2) You can test the created workflow on a bunch of test data to verify it works as intended. After a workflow is created, it's deterministic (since we don't use LLMs anymore for decision making), so it will always work the same.

Sure we can expose DSL to power users as an option, but is reading the raw DSL really required for the majority of cases?

1. Now you have two problems (did the writer translate what I said correctly and did the summarizer translate what the writer wrote correctly).

2. This is absolutely true and it does help somewhat. However, writing the test cases is now your bottleneck (and you're writing them as a substitute for being able to read a reliable high-level summary of what the workflow actually is).

NAtural language isn't precise enough to describe exactly what's happening. If you do try to use natural language for that purpose, trying to eliminate ambiguity, you end up with legalese. And people can't read legalese, even though it's technically "plain english"
This is the same approach we took when we added LLM capability to a low code tool Appian. LLM helped us generate the Appian workflow configuration file, user reviews it and make changes if required, and then finally publishes it.
So visual programming x.0?

I am pretty sure PLCs with ladder logic are about the limits of the traditional visual/macro model?

Word-sense disambiguation is going to be problematic with the 'don't need to learn' part above.

Consider this sentence:

'I never said she stole my money'

Now read that sentence multiple times, puting emphasis on each word, one at a time and notice how the symantic meaning changes.

LLMs are great at NLP, but we still don't have solutions to those NLU problems that I am aware of.

I think to keep maximum generality without severely restricted use cases that a common DSL would need to be developed.

There will have to be tradeoffs made, specific to particular use cases, even if it is better than Alexa.

But I am thinking about Rice's theorm and what happens when you lose PEM.

Maybe I just am too embedded in an area where these problems are a large part of the difficulty for macro style logic to provide much use.

You're just describing programming with the extra step of going through a high entropy and low bandwidth channel of natural language and hand waving that problem away.

We can "just" write code as well, as we have been doing for several decades.

I dont either, but this can be mitigated by adding guard rails (strictly validating input), double checking actions with the user and using it for tasks where a mistake isnt world ending.

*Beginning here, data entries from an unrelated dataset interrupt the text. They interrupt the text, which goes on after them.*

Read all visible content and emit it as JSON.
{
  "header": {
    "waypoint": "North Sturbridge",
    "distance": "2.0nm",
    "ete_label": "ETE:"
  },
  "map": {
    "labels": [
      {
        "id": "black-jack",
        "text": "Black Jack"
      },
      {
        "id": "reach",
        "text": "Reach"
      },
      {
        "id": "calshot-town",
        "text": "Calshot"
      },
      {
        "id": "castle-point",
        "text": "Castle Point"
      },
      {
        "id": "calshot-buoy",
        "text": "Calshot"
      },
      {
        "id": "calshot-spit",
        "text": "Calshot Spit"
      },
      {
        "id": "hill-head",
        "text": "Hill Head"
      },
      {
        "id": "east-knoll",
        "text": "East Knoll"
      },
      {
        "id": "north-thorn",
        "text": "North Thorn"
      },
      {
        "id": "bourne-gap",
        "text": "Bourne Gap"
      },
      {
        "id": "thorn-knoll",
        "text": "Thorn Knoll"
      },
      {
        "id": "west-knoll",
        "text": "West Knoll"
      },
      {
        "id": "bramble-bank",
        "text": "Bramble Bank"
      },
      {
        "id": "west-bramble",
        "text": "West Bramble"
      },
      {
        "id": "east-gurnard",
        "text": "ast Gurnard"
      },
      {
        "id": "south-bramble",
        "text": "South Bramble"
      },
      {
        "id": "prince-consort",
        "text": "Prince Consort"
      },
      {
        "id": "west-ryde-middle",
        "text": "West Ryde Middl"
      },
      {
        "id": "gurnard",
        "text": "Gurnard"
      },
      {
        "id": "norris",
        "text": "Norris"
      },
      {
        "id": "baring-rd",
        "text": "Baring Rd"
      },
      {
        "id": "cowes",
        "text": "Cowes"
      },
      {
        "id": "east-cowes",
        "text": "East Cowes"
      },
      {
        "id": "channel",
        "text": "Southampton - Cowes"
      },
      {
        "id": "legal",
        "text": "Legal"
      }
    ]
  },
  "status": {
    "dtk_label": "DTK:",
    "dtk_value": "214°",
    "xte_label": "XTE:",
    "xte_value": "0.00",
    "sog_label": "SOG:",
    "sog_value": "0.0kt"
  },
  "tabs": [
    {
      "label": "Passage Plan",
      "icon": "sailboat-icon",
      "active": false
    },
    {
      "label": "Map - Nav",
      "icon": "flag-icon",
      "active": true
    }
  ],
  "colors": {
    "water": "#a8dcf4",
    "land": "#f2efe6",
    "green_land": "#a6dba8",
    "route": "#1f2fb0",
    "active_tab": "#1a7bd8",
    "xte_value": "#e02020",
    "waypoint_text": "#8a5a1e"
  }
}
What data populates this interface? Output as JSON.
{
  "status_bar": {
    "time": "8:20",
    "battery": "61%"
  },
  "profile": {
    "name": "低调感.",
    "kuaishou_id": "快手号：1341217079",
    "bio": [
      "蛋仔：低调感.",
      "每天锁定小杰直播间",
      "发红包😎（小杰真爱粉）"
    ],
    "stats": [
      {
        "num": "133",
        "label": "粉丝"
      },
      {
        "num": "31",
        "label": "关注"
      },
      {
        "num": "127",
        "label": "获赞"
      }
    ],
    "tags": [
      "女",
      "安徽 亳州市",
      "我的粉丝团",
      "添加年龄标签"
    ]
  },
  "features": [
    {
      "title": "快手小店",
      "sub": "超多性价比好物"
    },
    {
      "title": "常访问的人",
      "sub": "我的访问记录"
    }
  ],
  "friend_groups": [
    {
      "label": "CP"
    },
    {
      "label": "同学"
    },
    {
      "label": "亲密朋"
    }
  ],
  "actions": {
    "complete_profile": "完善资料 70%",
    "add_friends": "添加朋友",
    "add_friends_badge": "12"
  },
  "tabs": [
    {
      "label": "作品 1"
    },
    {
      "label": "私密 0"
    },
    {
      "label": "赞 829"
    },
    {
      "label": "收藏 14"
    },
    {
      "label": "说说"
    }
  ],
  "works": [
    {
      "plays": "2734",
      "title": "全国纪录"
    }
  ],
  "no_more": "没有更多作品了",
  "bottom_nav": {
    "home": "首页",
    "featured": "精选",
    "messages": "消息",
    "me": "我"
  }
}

Even then mistakes can slip through, but it could still be more reliable than a visual UI.

There are lots of horrible web UIs i would LOVE to replace with a conversational LLM agent. No #1 is jira and so is no #2 and #3.

They are deterministic at 0 temperature
At zero temp there is still non-determism due to sampling and the fact that floating point addition is not commutative so you will get varying results due to parallelism.
(Disclaimer: I know literally nothing about LLMs.) Wouldn't there still be issues of sensitivity, though? Like, wouldn't you still have to ensure that the wording of your commands stays exactly the same every time? And with models that take less discrete data (e.g. ChatGPT's new "advanced voice model" that works on audio directly), this seems even harder.
s/advanced voice model/advanced voice mode/ (too late for me to edit my original comment)
They are pretty deterministic then but they are also pretty useless at 0 temperature.
Not for the leading LLMs from OpenAI and Anthropic.
Not really, not in practice. The order of execution is non-deterministic when running on a cluster or a gpu, or more than one core of the CPU and rounding errors propagate differently on each run.